The characters in this series are great. Burnetti’s boss
Vice-questore Patta is incompetent at best. Sergente Vianello is a great sidekick. For me one of the best characters in
the books was Signorina Elettra, Patta’s secretary. She is the glue that holds everything together. A whiz at the computer she can find
whatever information Burnetti needs. She
outmaneuvers Patta and does what ever she wants. Paola, Burnetti's wife also play a significant part in the book.
The mystery arrives in several layers and kept my attention
throughout the book. It looked for
awhile like the bad guy was going to get away with murder but that did not
happen. I loved the way Burnetti
finally found a solution.
For me one of the best parts of the book was the way
everything Venetian was included in the book. I wanted to go visit after reading the book and saw on the
author’s web site that there are walking tours of Burnetti’s Venice.
Donna Leon has lived in Venice for over 25 years and in Fatal Remedies she
makes the city come alive.
Here is the Goodreads summary:
In this eighth Donna
Leon police procedural set in Venice, honest cop Brunetti finds himself, for
once, bending the rules severely. His wife, Paola, has been arrested for
vandalism and malicious damage. She has, of course, acted out of the highest of
motives--the tourist agency whose windows she smashed specialises in trips for
unaccompanied men to the Far East. But just how far is it legitimate to go when
faced with something like sex tourism? And how can Brunetti pursue justice with
his wife taking the law into her own hands?
This has all of Leon's regular cast of
characters--Brunetti's indolent and corrupt superior Patta, only too pleased to
use his zealous commissario as a scapegoat, and Paola's somewhat sinister
father, Count Falier, one of the men who, for good and ill, run the city of
Venice. As always, the plot switchbacks from crime to crime and issue to issue.

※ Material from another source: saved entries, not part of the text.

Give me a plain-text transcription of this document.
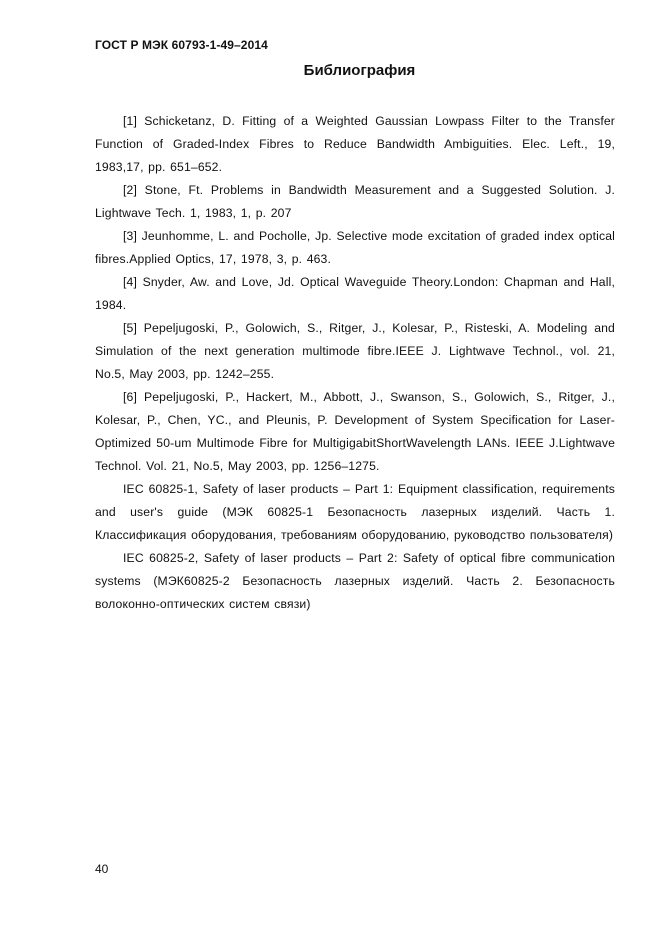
ГОСТ Р МЭК 60793-1-49–2014
Библиография

[1] Schicketanz, D. Fitting of a Weighted Gaussian Lowpass Filter to the Transfer Function of Graded-Index Fibres to Reduce Bandwidth Ambiguities. Elec. Left., 19, 1983,17, pp. 651–652.

[2] Stone, Ft. Problems in Bandwidth Measurement and a Suggested Solution. J. Lightwave Tech. 1, 1983, 1, p. 207

[3] Jeunhomme, L. and Pocholle, Jp. Selective mode excitation of graded index optical fibres.Applied Optics, 17, 1978, 3, p. 463.

[4] Snyder, Aw. and Love, Jd. Optical Waveguide Theory.London: Chapman and Hall, 1984.

[5] Pepeljugoski, P., Golowich, S., Ritger, J., Kolesar, P., Risteski, A. Modeling and Simulation of the next generation multimode fibre.IEEE J. Lightwave Technol., vol. 21, No.5, May 2003, pp. 1242–255.

[6] Pepeljugoski, P., Hackert, M., Abbott, J., Swanson, S., Golowich, S., Ritger, J., Kolesar, P., Chen, YC., and Pleunis, P. Development of System Specification for Laser-Optimized 50-um Multimode Fibre for MultigigabitShortWavelength LANs. IEEE J.Lightwave Technol. Vol. 21, No.5, May 2003, pp. 1256–1275.

IEC 60825-1, Safety of laser products – Part 1: Equipment classification, requirements and user's guide (МЭК 60825-1 Безопасность лазерных изделий. Часть 1. Классификация оборудования, требованиям оборудованию, руководство пользователя)

IEC 60825-2, Safety of laser products – Part 2: Safety of optical fibre communication systems (МЭК60825-2 Безопасность лазерных изделий. Часть 2. Безопасность волоконно-оптических систем связи)

40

Leon's endlessly superior capacity for leading her readers up a variety of
garden paths has rarely been so clearly on display. Above all, it shows what
has been one of the more attractive marriages in modern detective fiction under
serious stress for the first time; these have always been detective stories
that offered more rewards than those of crime and punishment and this one is no
exception.
Sound Library produced the audio book
of Fatal Remedies by Donna Leon in 2012.
David Colacci was the narrator of Fatal Remedies.